According to representatives in the CSEA DSS unit, the shortage is to the point where they are drowning. And the staffing shortage has been compounded by the fact that several people who work for the county and the Department of Children and Family Services have left in the last year. Some also took a retirement incentive.
Members of the CSEA say though the number of abuse reports has generally gone down, those positions left vacant at the start of the pandemic were never filled. So caseworkers are now on double-duty, picking up where others left off while dealing with more cases of severe physical abuse, which they say are more time-consuming.
Caseworkers say they’re struggling to meet state mandates, which require each case to be closed within 60 days, meaning they don’t believe the child is in imminent danger anymore. They are meeting most of those deadlines but union members say the quality of that work just isn’t what it used to be.
“The state gives certain recommendations for each level of case at each one of those brackets within the department, every single one is exceeded, and everyone is exhausted and drowning and begging for staff and creating solutions that, unfortunately, we just aren’t getting,” said Blair Banks, CSEA DSS Unit Treasurer and a representative in the Onondaga County DCFS.

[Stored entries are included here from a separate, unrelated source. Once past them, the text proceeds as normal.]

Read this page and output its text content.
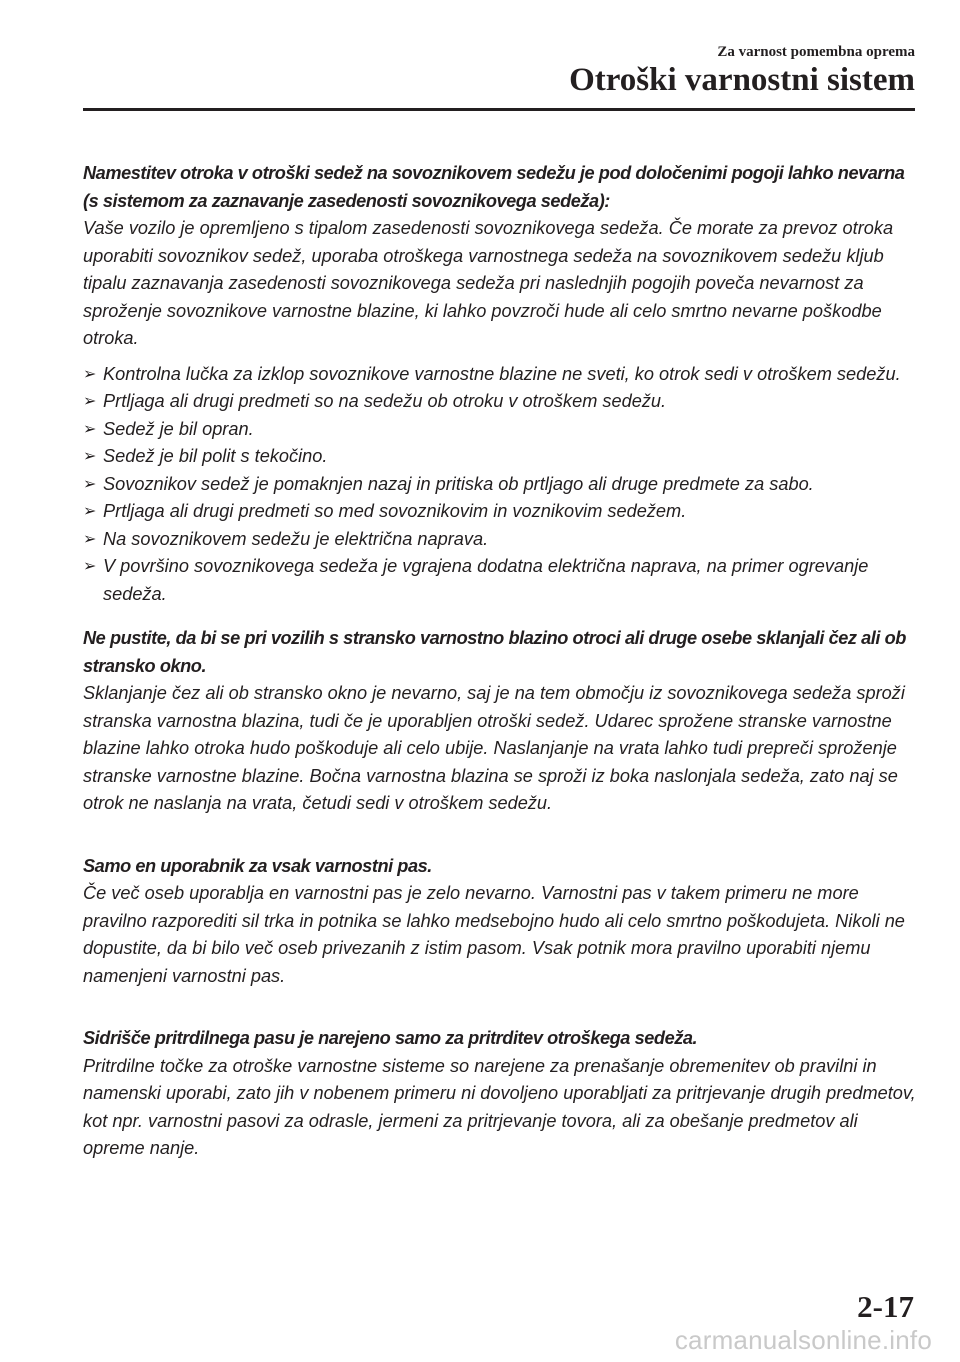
Za varnost pomembna oprema
Otroški varnostni sistem

Namestitev otroka v otroški sedež na sovoznikovem sedežu je pod določenimi pogoji lahko nevarna (s sistemom za zaznavanje zasedenosti sovoznikovega sedeža):

Vaše vozilo je opremljeno s tipalom zasedenosti sovoznikovega sedeža. Če morate za prevoz otroka uporabiti sovoznikov sedež, uporaba otroškega varnostnega sedeža na sovoznikovem sedežu kljub tipalu zaznavanja zasedenosti sovoznikovega sedeža pri naslednjih pogojih poveča nevarnost za sproženje sovoznikove varnostne blazine, ki lahko povzroči hude ali celo smrtno nevarne poškodbe otroka.

➢ Kontrolna lučka za izklop sovoznikove varnostne blazine ne sveti, ko otrok sedi v otroškem sedežu.
➢ Prtljaga ali drugi predmeti so na sedežu ob otroku v otroškem sedežu.
➢ Sedež je bil opran.
➢ Sedež je bil polit s tekočino.
➢ Sovoznikov sedež je pomaknjen nazaj in pritiska ob prtljago ali druge predmete za sabo.
➢ Prtljaga ali drugi predmeti so med sovoznikovim in voznikovim sedežem.
➢ Na sovoznikovem sedežu je električna naprava.
➢ V površino sovoznikovega sedeža je vgrajena dodatna električna naprava, na primer ogrevanje sedeža.

Ne pustite, da bi se pri vozilih s stransko varnostno blazino otroci ali druge osebe sklanjali čez ali ob stransko okno.

Sklanjanje čez ali ob stransko okno je nevarno, saj je na tem območju iz sovoznikovega sedeža sproži stranska varnostna blazina, tudi če je uporabljen otroški sedež. Udarec sprožene stranske varnostne blazine lahko otroka hudo poškoduje ali celo ubije. Naslanjanje na vrata lahko tudi prepreči sproženje stranske varnostne blazine. Bočna varnostna blazina se sproži iz boka naslonjala sedeža, zato naj se otrok ne naslanja na vrata, četudi sedi v otroškem sedežu.

Samo en uporabnik za vsak varnostni pas.

Če več oseb uporablja en varnostni pas je zelo nevarno. Varnostni pas v takem primeru ne more pravilno razporediti sil trka in potnika se lahko medsebojno hudo ali celo smrtno poškodujeta. Nikoli ne dopustite, da bi bilo več oseb privezanih z istim pasom. Vsak potnik mora pravilno uporabiti njemu namenjeni varnostni pas.

Sidrišče pritrdilnega pasu je narejeno samo za pritrditev otroškega sedeža.

Pritrdilne točke za otroške varnostne sisteme so narejene za prenašanje obremenitev ob pravilni in namenski uporabi, zato jih v nobenem primeru ni dovoljeno uporabljati za pritrjevanje drugih predmetov, kot npr. varnostni pasovi za odrasle, jermeni za pritrjevanje tovora, ali za obešanje predmetov ali opreme nanje.

2-17
carmanualsonline.info
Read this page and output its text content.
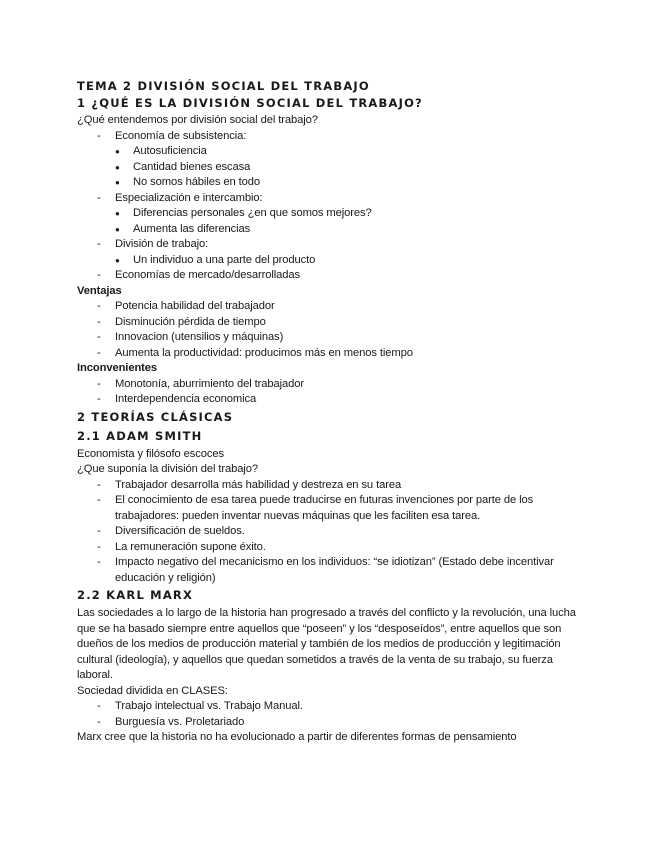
TEMA 2 DIVISIÓN SOCIAL DEL TRABAJO
1 ¿QUÉ ES LA DIVISIÓN SOCIAL DEL TRABAJO?

¿Qué entendemos por división social del trabajo?

- Economía de subsistencia:
● Autosuficiencia
● Cantidad bienes escasa
● No somos hábiles en todo
- Especialización e intercambio:
● Diferencias personales ¿en que somos mejores?
● Aumenta las diferencias
- División de trabajo:
● Un individuo a una parte del producto
- Economías de mercado/desarrolladas

Ventajas

- Potencia habilidad del trabajador
- Disminución pérdida de tiempo
- Innovacion (utensilios y máquinas)
- Aumenta la productividad: producimos más en menos tiempo

Inconvenientes

- Monotonía, aburrimiento del trabajador
- Interdependencia economica
2 TEORÍAS CLÁSICAS
2.1 ADAM SMITH

Economista y filósofo escoces

¿Que suponía la división del trabajo?

- Trabajador desarrolla más habilidad y destreza en su tarea
- El conocimiento de esa tarea puede traducirse en futuras invenciones por parte de los trabajadores: pueden inventar nuevas máquinas que les faciliten esa tarea.
- Diversificación de sueldos.
- La remuneración supone éxito.
- Impacto negativo del mecanicismo en los individuos: “se idiotizan” (Estado debe incentivar educación y religión)
2.2 KARL MARX

Las sociedades a lo largo de la historia han progresado a través del conflicto y la revolución, una lucha que se ha basado siempre entre aquellos que “poseen” y los “desposeídos”, entre aquellos que son dueños de los medios de producción material y también de los medios de producción y legitimación cultural (ideología), y aquellos que quedan sometidos a través de la venta de su trabajo, su fuerza laboral.

Sociedad dividida en CLASES:

- Trabajo intelectual vs. Trabajo Manual.
- Burguesía vs. Proletariado

Marx cree que la historia no ha evolucionado a partir de diferentes formas de pensamiento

Representatives sent a letter to management last month calling for help. And when management received the letter, they say they were taken back.
Ann Rooney, Deputy County Executive in the Human Services Department, says this letter which details the critical staffing shortage, contains misinformation.
Rooney says like many other departments right now, DCFS did lose people during the pandemic, through retirement incentives and employees leaving. The department is also seeing at least a 20% cut in funding. But, according to best practice, Rooney says they do have the number of people they need to handle the caseload right now. Employees who left were not immediately replaced because the numbers didn’t call for it.
To date, there are 40 caseworkers on staff at DCFS. The state recommends each caseworker opens no more than three cases a week. Rooney says caseworkers are getting that work done and the backlog actually shows up at the 60-day limit when a supervisor needs to sign off on closing a case.
“I would say across the board, our child welfare investigators are 100% doing their job. Nobody is on a backlog plan. When they hand it off to their supervisor, that’s our next layer that we are actually looking into right now — that they did not sign off on the cases in a timely manner,” Rooney said.
Union members with the CSEA did respond to that claim, saying since there are more severe cases of abuse with less caseworkers to handle each report, it is creating a backlog. But they say it’s not because they’re intentionally holding off on closing the case, it’s because they just don’t have the manpower.
The county is working on training and hiring at least 10 new caseworkers but it could take eight months to hire and train each new employee.
A rally led by the Syracuse Democratic Socialists of America is being held Tuesday at noon in Columbus Circle in support of the union members.